Son dignos de añorar aquellos tiempos en que los que ahora justifican y defienden abiertamente la destrucción del Estado de derecho, se llevaban las manos a la cabeza porque el Rey era “inviolable”. Decían defender la igualdad ante la Ley. Parece que todo ha quedado atrás. Ahora podemos deleitarnos con las dantescas escenas de esas mismas personas tragando con amnistías, justificando un trato de la ley diferente por razón de sexo o cultura.
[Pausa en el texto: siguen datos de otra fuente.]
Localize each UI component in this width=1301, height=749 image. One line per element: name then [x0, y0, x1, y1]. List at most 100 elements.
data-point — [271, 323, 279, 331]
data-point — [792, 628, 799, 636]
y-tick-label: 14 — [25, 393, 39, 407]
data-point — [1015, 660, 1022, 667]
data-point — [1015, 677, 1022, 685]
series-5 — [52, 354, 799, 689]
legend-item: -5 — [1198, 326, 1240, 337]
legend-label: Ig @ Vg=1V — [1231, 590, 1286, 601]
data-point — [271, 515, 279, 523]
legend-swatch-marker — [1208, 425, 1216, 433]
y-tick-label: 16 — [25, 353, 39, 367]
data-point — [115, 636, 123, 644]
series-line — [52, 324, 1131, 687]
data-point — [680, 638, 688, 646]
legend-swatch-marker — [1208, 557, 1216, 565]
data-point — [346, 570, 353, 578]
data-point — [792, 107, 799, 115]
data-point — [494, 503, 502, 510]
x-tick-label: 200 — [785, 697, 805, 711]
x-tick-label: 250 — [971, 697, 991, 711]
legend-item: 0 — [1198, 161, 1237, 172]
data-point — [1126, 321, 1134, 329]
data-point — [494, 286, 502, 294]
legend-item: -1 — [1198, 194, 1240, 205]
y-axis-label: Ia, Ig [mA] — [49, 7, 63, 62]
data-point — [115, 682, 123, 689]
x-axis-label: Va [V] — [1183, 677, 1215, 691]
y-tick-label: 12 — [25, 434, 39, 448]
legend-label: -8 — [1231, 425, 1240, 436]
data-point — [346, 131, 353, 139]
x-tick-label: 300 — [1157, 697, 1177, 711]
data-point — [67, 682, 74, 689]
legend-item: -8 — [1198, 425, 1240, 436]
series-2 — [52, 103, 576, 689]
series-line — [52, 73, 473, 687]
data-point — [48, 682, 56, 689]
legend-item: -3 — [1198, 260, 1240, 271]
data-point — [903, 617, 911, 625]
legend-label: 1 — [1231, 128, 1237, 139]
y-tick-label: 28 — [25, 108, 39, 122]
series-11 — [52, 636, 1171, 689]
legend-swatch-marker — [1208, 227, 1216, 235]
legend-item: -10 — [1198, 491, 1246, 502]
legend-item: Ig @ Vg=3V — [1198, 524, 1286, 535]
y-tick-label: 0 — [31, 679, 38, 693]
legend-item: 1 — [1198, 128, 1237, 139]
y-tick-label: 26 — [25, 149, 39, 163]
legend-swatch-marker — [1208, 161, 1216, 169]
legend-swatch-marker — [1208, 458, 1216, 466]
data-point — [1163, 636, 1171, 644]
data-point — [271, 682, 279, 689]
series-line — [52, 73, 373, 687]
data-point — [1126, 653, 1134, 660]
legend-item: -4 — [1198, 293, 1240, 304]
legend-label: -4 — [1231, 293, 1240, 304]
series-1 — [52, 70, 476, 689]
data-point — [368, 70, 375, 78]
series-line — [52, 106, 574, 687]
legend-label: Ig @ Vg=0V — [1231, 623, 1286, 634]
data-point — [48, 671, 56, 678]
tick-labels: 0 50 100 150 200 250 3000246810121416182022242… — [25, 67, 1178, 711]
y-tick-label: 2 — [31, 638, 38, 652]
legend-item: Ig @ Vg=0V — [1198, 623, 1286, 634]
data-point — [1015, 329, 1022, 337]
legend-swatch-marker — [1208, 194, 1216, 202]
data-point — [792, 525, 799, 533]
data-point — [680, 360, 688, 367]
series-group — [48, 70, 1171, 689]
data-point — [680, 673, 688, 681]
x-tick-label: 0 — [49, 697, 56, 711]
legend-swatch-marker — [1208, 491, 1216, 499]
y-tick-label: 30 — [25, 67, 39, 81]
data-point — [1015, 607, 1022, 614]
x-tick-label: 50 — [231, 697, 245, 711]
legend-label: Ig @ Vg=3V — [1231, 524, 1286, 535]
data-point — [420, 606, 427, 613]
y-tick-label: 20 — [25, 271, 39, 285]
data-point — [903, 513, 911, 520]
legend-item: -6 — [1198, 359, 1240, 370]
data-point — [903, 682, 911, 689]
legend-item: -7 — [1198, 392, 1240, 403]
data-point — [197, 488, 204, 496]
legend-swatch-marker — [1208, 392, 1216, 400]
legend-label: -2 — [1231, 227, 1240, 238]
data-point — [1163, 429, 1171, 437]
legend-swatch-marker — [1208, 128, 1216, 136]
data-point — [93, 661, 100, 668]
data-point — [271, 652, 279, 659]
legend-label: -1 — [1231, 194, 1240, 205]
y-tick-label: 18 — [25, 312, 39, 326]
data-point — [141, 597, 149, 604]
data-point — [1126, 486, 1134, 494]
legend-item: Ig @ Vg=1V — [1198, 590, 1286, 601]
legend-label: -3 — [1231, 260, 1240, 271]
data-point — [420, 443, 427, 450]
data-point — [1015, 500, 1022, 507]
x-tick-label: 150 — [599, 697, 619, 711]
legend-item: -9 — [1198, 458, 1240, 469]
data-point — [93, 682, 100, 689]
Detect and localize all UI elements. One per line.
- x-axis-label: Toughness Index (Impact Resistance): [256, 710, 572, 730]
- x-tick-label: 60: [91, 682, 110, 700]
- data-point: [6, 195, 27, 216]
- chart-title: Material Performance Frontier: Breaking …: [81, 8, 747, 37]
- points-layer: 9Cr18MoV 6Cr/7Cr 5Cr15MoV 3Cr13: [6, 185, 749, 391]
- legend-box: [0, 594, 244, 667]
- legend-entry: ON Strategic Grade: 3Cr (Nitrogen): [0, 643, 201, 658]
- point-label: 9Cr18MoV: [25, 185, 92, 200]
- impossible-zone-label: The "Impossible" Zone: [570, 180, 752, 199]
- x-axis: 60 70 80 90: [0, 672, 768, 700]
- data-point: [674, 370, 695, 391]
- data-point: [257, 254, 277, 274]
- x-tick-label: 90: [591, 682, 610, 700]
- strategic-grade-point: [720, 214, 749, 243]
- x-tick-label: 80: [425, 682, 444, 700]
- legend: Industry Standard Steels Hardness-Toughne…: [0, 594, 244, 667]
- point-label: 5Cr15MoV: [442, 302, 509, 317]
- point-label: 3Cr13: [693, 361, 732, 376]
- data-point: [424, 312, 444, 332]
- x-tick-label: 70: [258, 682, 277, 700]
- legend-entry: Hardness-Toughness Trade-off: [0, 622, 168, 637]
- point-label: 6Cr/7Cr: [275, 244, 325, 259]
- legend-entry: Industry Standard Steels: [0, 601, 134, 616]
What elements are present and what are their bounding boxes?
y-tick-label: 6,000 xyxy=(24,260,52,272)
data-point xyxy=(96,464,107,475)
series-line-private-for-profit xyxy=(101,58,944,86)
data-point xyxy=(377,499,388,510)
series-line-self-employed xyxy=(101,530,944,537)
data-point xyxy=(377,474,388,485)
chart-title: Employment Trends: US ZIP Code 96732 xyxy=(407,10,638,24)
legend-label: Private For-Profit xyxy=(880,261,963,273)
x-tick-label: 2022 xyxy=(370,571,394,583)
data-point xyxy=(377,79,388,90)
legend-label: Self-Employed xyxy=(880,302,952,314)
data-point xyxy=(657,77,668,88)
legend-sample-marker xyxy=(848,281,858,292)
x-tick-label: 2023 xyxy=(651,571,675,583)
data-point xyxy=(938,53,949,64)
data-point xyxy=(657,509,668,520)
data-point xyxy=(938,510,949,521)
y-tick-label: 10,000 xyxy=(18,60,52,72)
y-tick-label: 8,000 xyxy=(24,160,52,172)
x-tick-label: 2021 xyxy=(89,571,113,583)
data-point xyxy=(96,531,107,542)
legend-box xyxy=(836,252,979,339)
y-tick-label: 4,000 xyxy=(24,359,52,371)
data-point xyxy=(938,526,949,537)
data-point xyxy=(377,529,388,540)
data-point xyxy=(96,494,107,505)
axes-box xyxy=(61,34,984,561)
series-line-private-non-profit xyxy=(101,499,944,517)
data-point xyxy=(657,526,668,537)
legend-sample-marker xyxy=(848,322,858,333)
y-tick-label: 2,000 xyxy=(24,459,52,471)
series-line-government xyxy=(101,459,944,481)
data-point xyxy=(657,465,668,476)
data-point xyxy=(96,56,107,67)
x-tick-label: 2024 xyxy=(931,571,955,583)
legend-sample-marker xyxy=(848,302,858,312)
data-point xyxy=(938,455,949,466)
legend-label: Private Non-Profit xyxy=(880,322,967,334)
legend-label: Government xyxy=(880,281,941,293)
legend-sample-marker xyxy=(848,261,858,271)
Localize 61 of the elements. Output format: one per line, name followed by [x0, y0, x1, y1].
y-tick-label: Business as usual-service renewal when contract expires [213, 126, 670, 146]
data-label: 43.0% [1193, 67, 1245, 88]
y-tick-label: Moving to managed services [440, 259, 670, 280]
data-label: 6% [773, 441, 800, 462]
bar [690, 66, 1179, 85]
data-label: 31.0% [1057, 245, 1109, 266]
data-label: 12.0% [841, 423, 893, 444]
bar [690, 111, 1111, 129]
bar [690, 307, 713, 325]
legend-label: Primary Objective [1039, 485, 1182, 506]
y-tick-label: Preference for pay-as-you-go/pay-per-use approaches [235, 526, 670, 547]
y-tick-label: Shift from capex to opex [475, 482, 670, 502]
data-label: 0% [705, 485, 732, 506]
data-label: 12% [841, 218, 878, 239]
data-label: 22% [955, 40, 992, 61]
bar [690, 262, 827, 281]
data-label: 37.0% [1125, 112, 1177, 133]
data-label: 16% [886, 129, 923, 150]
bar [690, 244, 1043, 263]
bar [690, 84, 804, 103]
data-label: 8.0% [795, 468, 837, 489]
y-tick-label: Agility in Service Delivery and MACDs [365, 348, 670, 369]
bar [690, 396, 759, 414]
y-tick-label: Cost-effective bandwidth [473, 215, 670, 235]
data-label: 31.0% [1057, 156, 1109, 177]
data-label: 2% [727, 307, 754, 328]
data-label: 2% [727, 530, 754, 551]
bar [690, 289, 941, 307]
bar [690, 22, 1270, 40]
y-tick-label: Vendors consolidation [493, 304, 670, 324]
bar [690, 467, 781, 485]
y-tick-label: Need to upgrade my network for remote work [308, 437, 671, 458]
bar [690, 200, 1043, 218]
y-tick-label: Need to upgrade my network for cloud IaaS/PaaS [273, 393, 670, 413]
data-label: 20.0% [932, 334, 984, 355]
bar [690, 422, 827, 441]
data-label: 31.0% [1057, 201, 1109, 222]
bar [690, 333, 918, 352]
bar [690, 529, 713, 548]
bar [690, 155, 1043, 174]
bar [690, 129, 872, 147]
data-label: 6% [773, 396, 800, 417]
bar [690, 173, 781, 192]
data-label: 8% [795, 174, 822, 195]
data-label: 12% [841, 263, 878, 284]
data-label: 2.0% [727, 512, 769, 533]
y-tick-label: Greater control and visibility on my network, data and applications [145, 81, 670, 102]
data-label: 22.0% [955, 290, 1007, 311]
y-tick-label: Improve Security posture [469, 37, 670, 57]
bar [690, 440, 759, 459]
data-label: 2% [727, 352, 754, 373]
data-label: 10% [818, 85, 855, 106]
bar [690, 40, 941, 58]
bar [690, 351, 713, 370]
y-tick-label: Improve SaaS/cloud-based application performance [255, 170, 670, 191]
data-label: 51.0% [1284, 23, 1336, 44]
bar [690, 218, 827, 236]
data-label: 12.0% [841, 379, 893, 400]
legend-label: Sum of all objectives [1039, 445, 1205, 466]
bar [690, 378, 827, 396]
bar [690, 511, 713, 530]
O hacer una ley a drede para salvar el trasero a familiares de cargos políticos. No fuere a ser que algún “malvado juez” pusiere orden en el lucrativo negocio de compartir cama con un cargo público.

Tenemos un sistema que está echando el ancla en la excepcionalidad. Y, peor aún, una parte importante de la población lo apoya y cree que el peligro está enfrente. Lo cual podría ser cierto, pero solamente si ese sector de la población reconociera que está defendiendo la arbitrariedad, la excepcionalidad y, por ende, la derogación del Estado de derecho. Pero no, por ardides de mensajes simplones para mentes aún más básicas, aquellos que se están cargando el Estado de derecho se jactan de demócratas. Al estilo del obeso cervecero que se complace en decir que está muy sano y muestra desdén hacia quiénes se cuidan con comentarios del tipo: «Paquito se cuidaba mucho y se murió… Pepe, ¡échate otro!».

El peligro para nuestra democracia y el Estado de derecho no está entre quienes criticamos las derivas de arbitrariedad y tics autocráticos contra el interés general pero en favor de lobbies y grupos desarraigados. La nueva casta parásita que está colonizando y envenenando toda la estructura del estado, por arriba y por abajo. Ellos son la mayor amenaza si queremos igualdad ante la ley, mantener el Estado de derecho y tener un futuro menos oscuro para las siguientes generaciones. Pero, lamento decirlo, ya hay mucho daño hecho y van de cabeza a hacer más.

Es hora de revertir el relato tergiversado que se está utilizando para destruir los pocos mimbres del estado que aún no están podridos. Porque la perversión del estado siempre acaba afectando a la nación. Y el estado puede derrumbarse mientras la nación siga vital y preparada para resurgir. Pero hay que evitar que la gangrena del sistema se extienda mucho más por nuestro cuerpo social. Porque eso si que puede dañar la nación irreparablemente.

Por lo tanto, si el estado no está derecho, mejor que la Nación esté en pie.